Claus Malmqvist passou os últimos 16 anos atrás das grades. Agora vai ser a estrela de um novo documentário.

Era um desconhecido no seu país de origem, a Dinamarca, mas rapidamente se estabeleceu como o principal traficante de haxixe da região. Poderia pensar-se que esta é uma história de narcotráfico que não envolve a América do Sul, mas inevitavelmente, o entroncado nórdico de cabelo loiro acabaria por encontrar o fim da carreira precisamente numa perigosa cadeia do Rio de Janeiro, no Brasil.

O jornalista dinamarquês Jeppe Facius conhece melhor do que ninguém a trama real da vida de Malmqvist. Foi ele quem se embrenhou na história e chegou até ao próprio, na tentativa de perceber o que motivava um dos maiores traficantes do pacato país.

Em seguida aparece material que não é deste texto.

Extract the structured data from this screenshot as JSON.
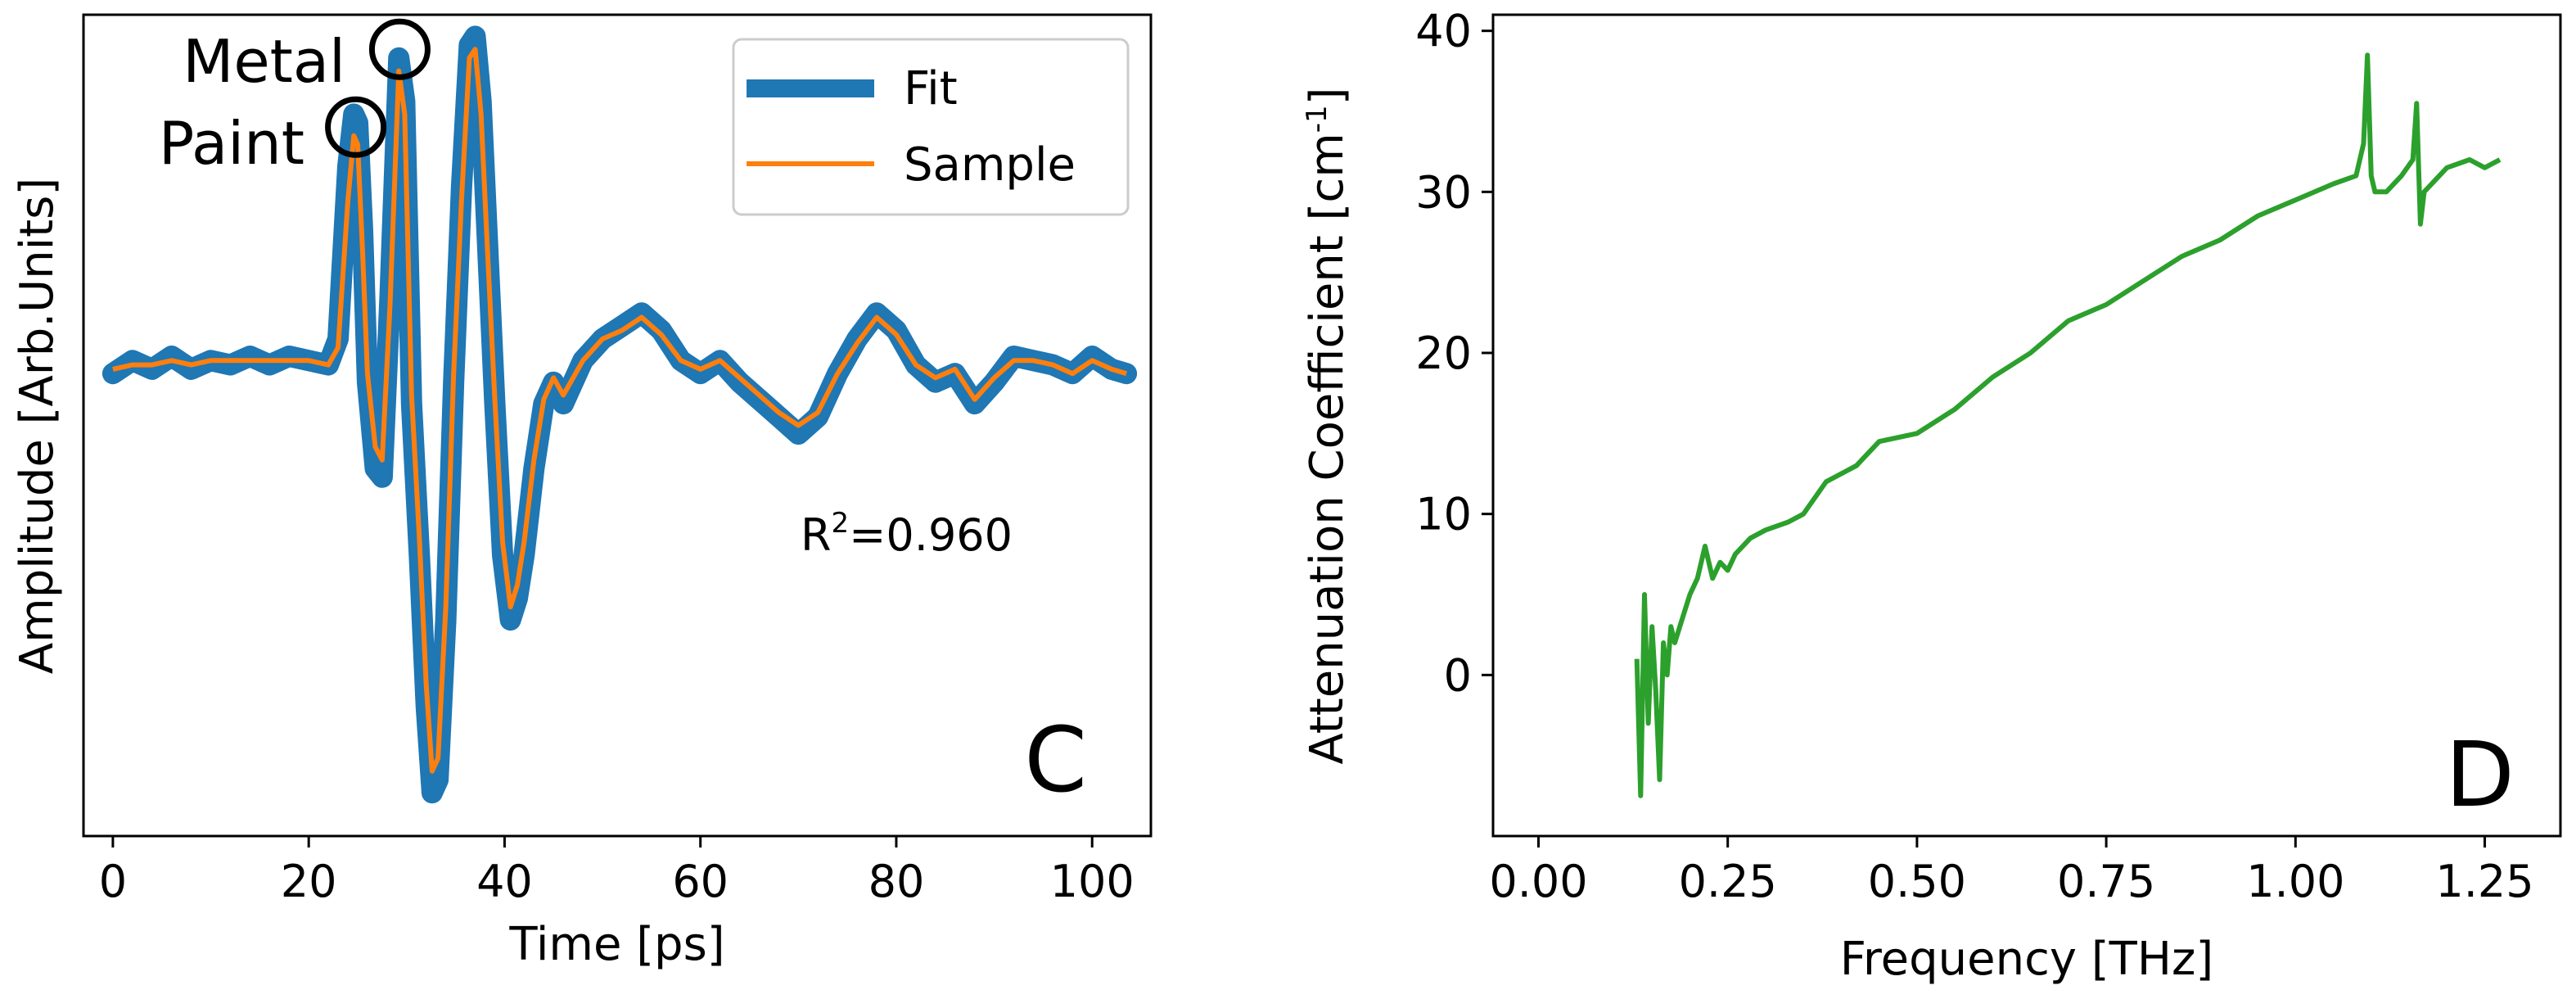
{
  "chart_data": [
    {
      "type": "line",
      "panel": "C",
      "xlabel": "Time [ps]",
      "ylabel": "Amplitude [Arb.Units]",
      "xlim": [
        -3,
        106
      ],
      "ylim": [
        -1.05,
        0.85
      ],
      "xticks": [
        0,
        20,
        40,
        60,
        80,
        100
      ],
      "yticks_shown": false,
      "legend": {
        "placement": "top-right",
        "entries": [
          "Fit",
          "Sample"
        ]
      },
      "colors": {
        "Fit": "#1f77b4",
        "Sample": "#ff7f0e"
      },
      "annotations": {
        "metal": "Metal",
        "paint": "Paint",
        "r2_prefix": "R",
        "r2_sup": "2",
        "r2_value": "=0.960"
      },
      "markers": [
        {
          "name": "Metal",
          "x": 29.3,
          "y": 0.77
        },
        {
          "name": "Paint",
          "x": 24.8,
          "y": 0.59
        }
      ],
      "series": [
        {
          "name": "Fit",
          "x": [
            0,
            2,
            4,
            6,
            8,
            10,
            12,
            14,
            16,
            18,
            20,
            22,
            23,
            24,
            24.6,
            25,
            25.5,
            26,
            26.8,
            27.5,
            28.3,
            29.2,
            29.8,
            30.5,
            31.3,
            32,
            32.6,
            33.2,
            34,
            34.8,
            35.6,
            36.4,
            37,
            37.6,
            38.2,
            39,
            39.8,
            40.6,
            41.3,
            42,
            43,
            44,
            45,
            46,
            48,
            50,
            52,
            54,
            56,
            58,
            60,
            62,
            64,
            66,
            68,
            70,
            72,
            74,
            76,
            78,
            80,
            82,
            84,
            86,
            88,
            90,
            92,
            94,
            96,
            98,
            100,
            102,
            103.5
          ],
          "values": [
            0.02,
            0.05,
            0.03,
            0.06,
            0.03,
            0.05,
            0.04,
            0.06,
            0.04,
            0.06,
            0.05,
            0.04,
            0.1,
            0.5,
            0.62,
            0.6,
            0.35,
            0.0,
            -0.2,
            -0.22,
            0.2,
            0.75,
            0.65,
            -0.05,
            -0.4,
            -0.75,
            -0.95,
            -0.92,
            -0.55,
            0.0,
            0.45,
            0.78,
            0.8,
            0.65,
            0.35,
            -0.05,
            -0.4,
            -0.55,
            -0.5,
            -0.4,
            -0.2,
            -0.05,
            0.0,
            -0.05,
            0.05,
            0.1,
            0.13,
            0.16,
            0.12,
            0.05,
            0.02,
            0.05,
            0.0,
            -0.04,
            -0.08,
            -0.12,
            -0.08,
            0.02,
            0.1,
            0.16,
            0.12,
            0.04,
            0.0,
            0.02,
            -0.05,
            0.0,
            0.06,
            0.05,
            0.04,
            0.02,
            0.06,
            0.03,
            0.02
          ]
        },
        {
          "name": "Sample",
          "x": [
            0,
            2,
            4,
            6,
            8,
            10,
            12,
            14,
            16,
            18,
            20,
            22,
            23,
            24,
            24.6,
            25,
            25.5,
            26,
            26.8,
            27.5,
            28.3,
            29.2,
            29.8,
            30.5,
            31.3,
            32,
            32.6,
            33.2,
            34,
            34.8,
            35.6,
            36.4,
            37,
            37.6,
            38.2,
            39,
            39.8,
            40.6,
            41.3,
            42,
            43,
            44,
            45,
            46,
            48,
            50,
            52,
            54,
            56,
            58,
            60,
            62,
            64,
            66,
            68,
            70,
            72,
            74,
            76,
            78,
            80,
            82,
            84,
            86,
            88,
            90,
            92,
            94,
            96,
            98,
            100,
            102,
            103.5
          ],
          "values": [
            0.03,
            0.04,
            0.04,
            0.05,
            0.04,
            0.05,
            0.05,
            0.05,
            0.05,
            0.05,
            0.05,
            0.04,
            0.08,
            0.42,
            0.57,
            0.55,
            0.3,
            0.02,
            -0.15,
            -0.18,
            0.18,
            0.72,
            0.62,
            -0.03,
            -0.36,
            -0.7,
            -0.9,
            -0.87,
            -0.52,
            0.02,
            0.42,
            0.75,
            0.77,
            0.62,
            0.33,
            -0.04,
            -0.37,
            -0.52,
            -0.47,
            -0.37,
            -0.18,
            -0.04,
            0.01,
            -0.03,
            0.05,
            0.1,
            0.12,
            0.15,
            0.11,
            0.05,
            0.03,
            0.05,
            0.01,
            -0.03,
            -0.07,
            -0.1,
            -0.07,
            0.02,
            0.09,
            0.15,
            0.11,
            0.04,
            0.01,
            0.03,
            -0.04,
            0.01,
            0.05,
            0.05,
            0.04,
            0.02,
            0.05,
            0.03,
            0.02
          ]
        }
      ],
      "panel_label": "C"
    },
    {
      "type": "line",
      "panel": "D",
      "xlabel": "Frequency [THz]",
      "ylabel_prefix": "Attenuation Coefficient [cm",
      "ylabel_sup": "-1",
      "ylabel_suffix": "]",
      "xlim": [
        -0.06,
        1.35
      ],
      "ylim": [
        -10,
        41
      ],
      "xticks": [
        0.0,
        0.25,
        0.5,
        0.75,
        1.0,
        1.25
      ],
      "xticklabels": [
        "0.00",
        "0.25",
        "0.50",
        "0.75",
        "1.00",
        "1.25"
      ],
      "yticks": [
        0,
        10,
        20,
        30,
        40
      ],
      "colors": {
        "line": "#2ca02c"
      },
      "series": [
        {
          "name": "",
          "x": [
            0.13,
            0.135,
            0.14,
            0.145,
            0.15,
            0.155,
            0.16,
            0.165,
            0.17,
            0.175,
            0.18,
            0.19,
            0.2,
            0.21,
            0.22,
            0.23,
            0.24,
            0.25,
            0.26,
            0.28,
            0.3,
            0.33,
            0.35,
            0.38,
            0.4,
            0.42,
            0.45,
            0.5,
            0.55,
            0.6,
            0.65,
            0.7,
            0.75,
            0.8,
            0.85,
            0.9,
            0.95,
            1.0,
            1.05,
            1.08,
            1.09,
            1.095,
            1.1,
            1.105,
            1.12,
            1.14,
            1.155,
            1.16,
            1.165,
            1.17,
            1.2,
            1.23,
            1.25,
            1.27
          ],
          "values": [
            1,
            -7.5,
            5,
            -3,
            3,
            -1,
            -6.5,
            2,
            0,
            3,
            2,
            3.5,
            5,
            6,
            8,
            6,
            7,
            6.5,
            7.5,
            8.5,
            9,
            9.5,
            10,
            12,
            12.5,
            13,
            14.5,
            15,
            16.5,
            18.5,
            20,
            22,
            23,
            24.5,
            26,
            27,
            28.5,
            29.5,
            30.5,
            31,
            33,
            38.5,
            31,
            30,
            30,
            31,
            32,
            35.5,
            28,
            30,
            31.5,
            32,
            31.5,
            32
          ]
        }
      ],
      "panel_label": "D"
    }
  ]
}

Facius tornou-se, também, na melhor fonte para a série “O Viking: História de um Narco”, que chegou à Filmin a 2 de agosto. Os quatro episódios narram a vida de Malmqvist, numa produção que saltita entre a ficção e a realidade.

O próprio Malmqvist também deu uma mãozinha, ele que cumpriu finalmente a sua pena de 16 anos e tem até um perfil no Instagram, onde tem partilhado algumas das imagens de arquivo. Pelo caminho, aparentemente orgulhoso, promove o documentário sobre a sua vida criminal.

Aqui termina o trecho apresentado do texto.